Owen’s poem, titled “The Parable of the Old Man and the Young”, was written a few months before his death and was published posthumously. Owen’s reworking of the scriptural text of Genesis concerns how God instructed Abraham to kill his son, Isaac, rather than sacrifice a ram. Abraham bound his son and put him on an altar to die when God intervened, placing a sacrificial ram nearby to take Isaac’s place. Owen doesn’t give us that happy ending. Although Owen’s poem focuses on Europe’s slide into World War I, I could discern some parallels with Russian President Vladimir Putin’s invasion of Ukraine.
“So Abram bound the youths with belts and thongs
And built parapets and trenches there,
And stretched out the knife to kill his son.
When here! an angel called him from heaven,
Saying: Do not stretch out your hand on the child,
Or do anything to him. To see,
A ram, caught in a thicket by its horns;
Offer the Aries of Pride in its place.
But the old man would not like this, but killed his son,
And half the seeds of Europe, one by one.”
In the carnage resulting from Russia’s attack, it is all too easy to imagine Putin as the “old man” of Owen’s poem, unwilling to sacrifice the available “ram of pride” and thus save “the seed of Europe”.
Putin’s public comments suggest he sees himself fostering Russian national pride.
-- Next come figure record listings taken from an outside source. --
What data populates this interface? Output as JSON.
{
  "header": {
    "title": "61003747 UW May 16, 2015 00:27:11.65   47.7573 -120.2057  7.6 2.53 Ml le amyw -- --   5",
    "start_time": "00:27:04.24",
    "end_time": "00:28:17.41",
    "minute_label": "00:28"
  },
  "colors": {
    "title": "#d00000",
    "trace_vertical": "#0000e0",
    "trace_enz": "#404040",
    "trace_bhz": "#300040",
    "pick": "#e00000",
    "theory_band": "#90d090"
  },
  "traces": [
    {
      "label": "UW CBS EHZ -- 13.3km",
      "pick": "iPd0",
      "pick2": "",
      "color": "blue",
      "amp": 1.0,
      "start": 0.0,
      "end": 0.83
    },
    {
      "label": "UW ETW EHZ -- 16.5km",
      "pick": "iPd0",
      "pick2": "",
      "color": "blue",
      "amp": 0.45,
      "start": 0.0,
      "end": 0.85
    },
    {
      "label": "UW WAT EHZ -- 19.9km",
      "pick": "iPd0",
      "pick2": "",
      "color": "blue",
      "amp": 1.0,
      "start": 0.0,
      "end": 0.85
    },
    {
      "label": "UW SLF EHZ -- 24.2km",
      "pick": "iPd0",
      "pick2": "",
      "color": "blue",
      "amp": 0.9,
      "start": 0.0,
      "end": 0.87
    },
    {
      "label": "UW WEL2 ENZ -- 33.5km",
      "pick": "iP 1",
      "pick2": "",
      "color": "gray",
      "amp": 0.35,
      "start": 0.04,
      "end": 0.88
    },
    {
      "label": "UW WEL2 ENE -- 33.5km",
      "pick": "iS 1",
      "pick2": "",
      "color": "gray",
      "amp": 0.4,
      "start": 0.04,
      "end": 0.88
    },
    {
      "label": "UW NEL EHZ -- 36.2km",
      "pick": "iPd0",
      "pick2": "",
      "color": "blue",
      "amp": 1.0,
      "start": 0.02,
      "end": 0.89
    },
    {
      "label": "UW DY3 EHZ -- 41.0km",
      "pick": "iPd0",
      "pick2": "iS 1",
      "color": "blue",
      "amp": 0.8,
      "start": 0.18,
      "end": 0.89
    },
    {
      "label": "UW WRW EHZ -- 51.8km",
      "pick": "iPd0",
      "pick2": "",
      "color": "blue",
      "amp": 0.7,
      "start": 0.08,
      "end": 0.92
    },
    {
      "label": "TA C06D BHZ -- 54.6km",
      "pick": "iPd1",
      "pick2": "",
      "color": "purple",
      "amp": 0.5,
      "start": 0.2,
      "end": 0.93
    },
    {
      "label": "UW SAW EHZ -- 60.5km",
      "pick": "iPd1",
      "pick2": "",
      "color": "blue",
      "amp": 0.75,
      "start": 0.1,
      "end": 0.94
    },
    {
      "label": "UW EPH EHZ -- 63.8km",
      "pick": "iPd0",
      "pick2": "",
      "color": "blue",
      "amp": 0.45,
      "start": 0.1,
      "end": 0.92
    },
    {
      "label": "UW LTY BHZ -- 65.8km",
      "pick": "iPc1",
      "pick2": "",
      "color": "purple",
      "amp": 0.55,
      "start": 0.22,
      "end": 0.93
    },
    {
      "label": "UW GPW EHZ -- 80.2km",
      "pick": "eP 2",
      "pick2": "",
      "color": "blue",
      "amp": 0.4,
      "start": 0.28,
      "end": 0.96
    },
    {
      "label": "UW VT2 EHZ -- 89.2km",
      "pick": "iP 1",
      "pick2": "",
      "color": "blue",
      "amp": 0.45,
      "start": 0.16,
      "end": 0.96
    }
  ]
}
It is not unreasonable to believe, however, that the motivation has more to do with Putin’s personal pride and his anachronistic desire to restore the Soviet Union of half a century ago, if not the Russian empire of two centuries ago.
Is it now too late to expect Putin to see, in the thickets, Owen’s “ram of pride” as an alternative to the human sacrifice that seems to be upon us again?
Recorded history, beginning at least 3,000 years ago with Homer’s account of the Trojan War, suggests that such an alternative was rarely sought or identified in the past.
In my struggle for optimism, I am not helped by the memory that there were many school years (in my youth, some 60 years ago) when Tennyson’s “The Charge of the Light Brigade” been assigned to reading. Ironically, this 1854 poem was about a British battle disaster during the Crimean War (yes, the same Crimea that constantly makes the news). The poem recounts how, due to a commander’s blunder, around 600 British troops were mistakenly sent into a frontal attack against heavily fortified Russian forces rather than the most feasible position they could have gained.
Undoubtedly, Tennyson’s poem was the genre that Owen sought to counterbalance. Tennyson’s poem ended thus: “Honor the Light Brigade, Noble Six Hundred!”
I don’t remember anyone ever suggesting that I or my classmates should read “The Parable of the Old Man and the Youth.”
Longtime Albany resident Leo Levy lives with his wife in the Beverwyck senior community in Slingerlands. He is a retired New York State employee and a member of Congregation Berith Sholom in Troy.